With a PRD in hand, the lens for reviewing code changes entirely. The ROADMAP lens asks “was this module built?”; the PRD lens asks “does this feature meet the end-to-end bar?” Take the persona definition file: the ROADMAP lens sees “encrypted compilation done”; the PRD lens sees “AI persona in the chat path doesn’t match the definition.”

A ROADMAP is internally consistent – each milestone can be independently verified. But internal consistency does not equal correctness. A ROADMAP divorced from product goals can let you efficiently do a pile of wrong things.

Post-Mortem

When I deleted the text REPL, I didn’t feel much regret. What truly bothered me was something else: if I’d written the PRD first and then had AI generate the ROADMAP, that code would never have existed. The weekend hours behind it – design, coding, testing, debugging – could have been spent polishing the voice pipeline instead.

Similarly, the persona definition not being used by the chat path – if I’d validated against the PRD after completing each feature, I would have caught it on the spot.
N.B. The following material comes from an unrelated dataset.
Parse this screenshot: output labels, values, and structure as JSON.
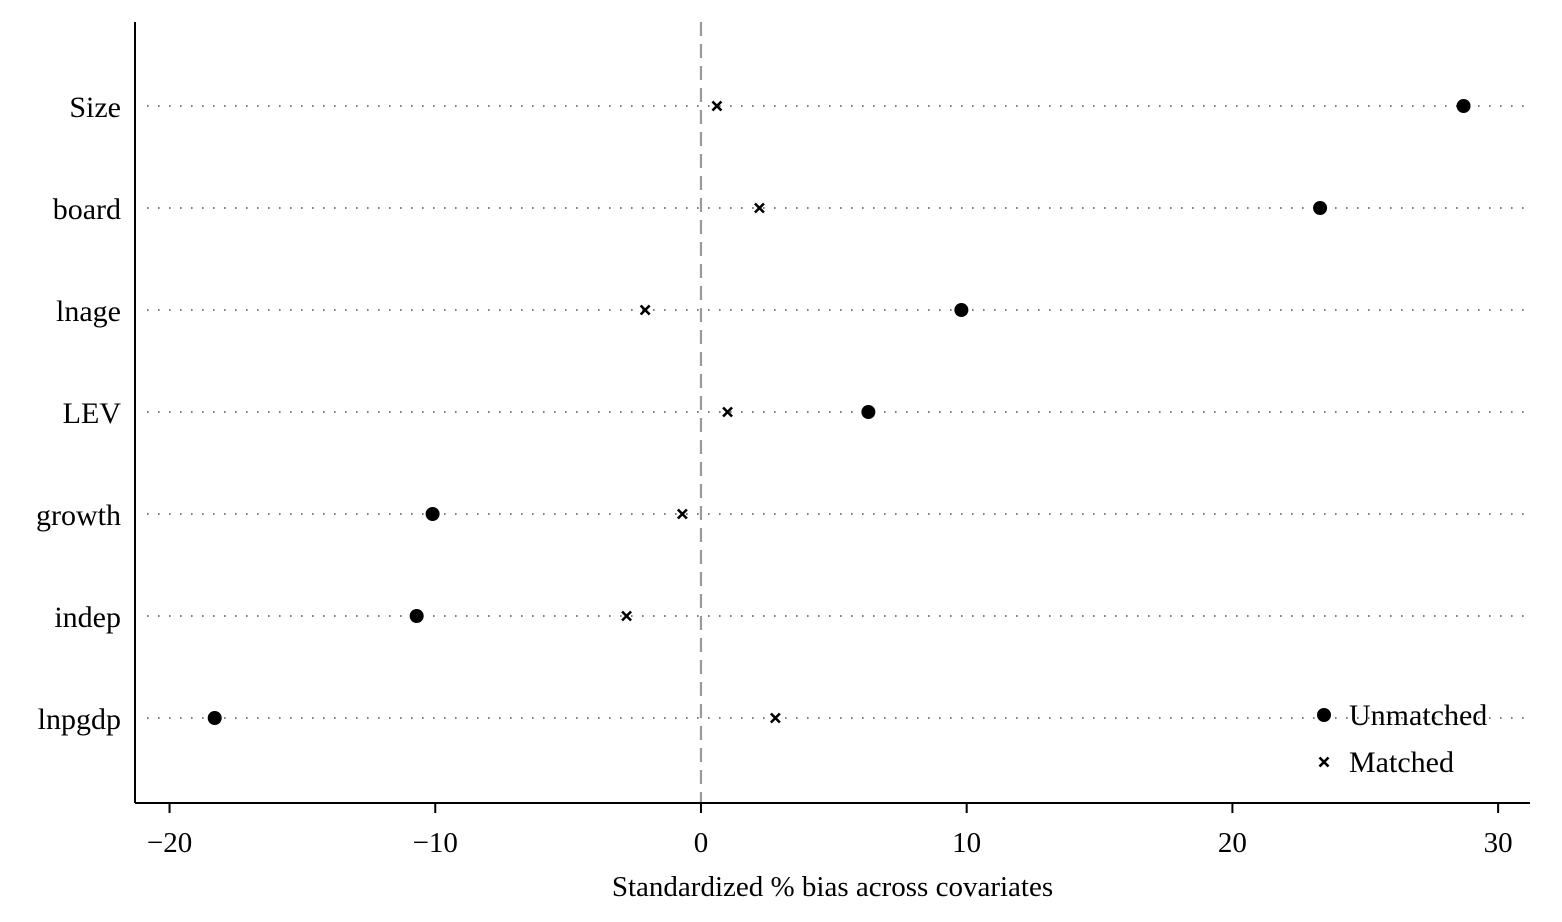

But the corresponding milestone in the ROADMAP only said “implement SSE streaming + conversation history”; check it off and move on, with nobody verifying whether the output content matched the product definition.

The Right Order

To be clear, I’m not dismissing the value of AI-generated ROADMAPs. They genuinely help you quickly turn fuzzy ideas into executable plans. But the order matters:

  • Write the PRD first – think through what to build, what not to build, and what “done” means
  • Then have AI generate the ROADMAP – plan the execution path within the PRD’s constraints
  • Audit against the PRD regularly – stop and recalibrate every few milestones

The PRD is the anchor, the ROADMAP is the course, and the audit is the compass. You need all three, but the anchor must be one you drop yourself – you can’t let AI drop it for you.

The Cost of Stopping

One last takeaway: the value of auditing is severely underestimated.

A single audit took about two hours. The result? It uncovered 6 gaps, 3 of which were on the critical path. If I’d kept charging ahead following the ROADMAP, these issues might not have surfaced until I actually needed the product – and the cost of fixing them then would be ten times what it is now.

Developers inherently dislike “stopping to look back.” Writing new code gives you dopamine; reviewing old code gives you only anxiety. But this experience convinced me: periodically stopping to recalibrate against the PRD is one of the highest-ROI engineering activities there is. The cost is two hours of review; the payoff is avoiding further investment in the wrong direction.

What this experience taught me isn’t “don’t write bad code,” but rather “don’t go full speed on an ocean with no anchor” – even if the course was charted by AI and looks flawless.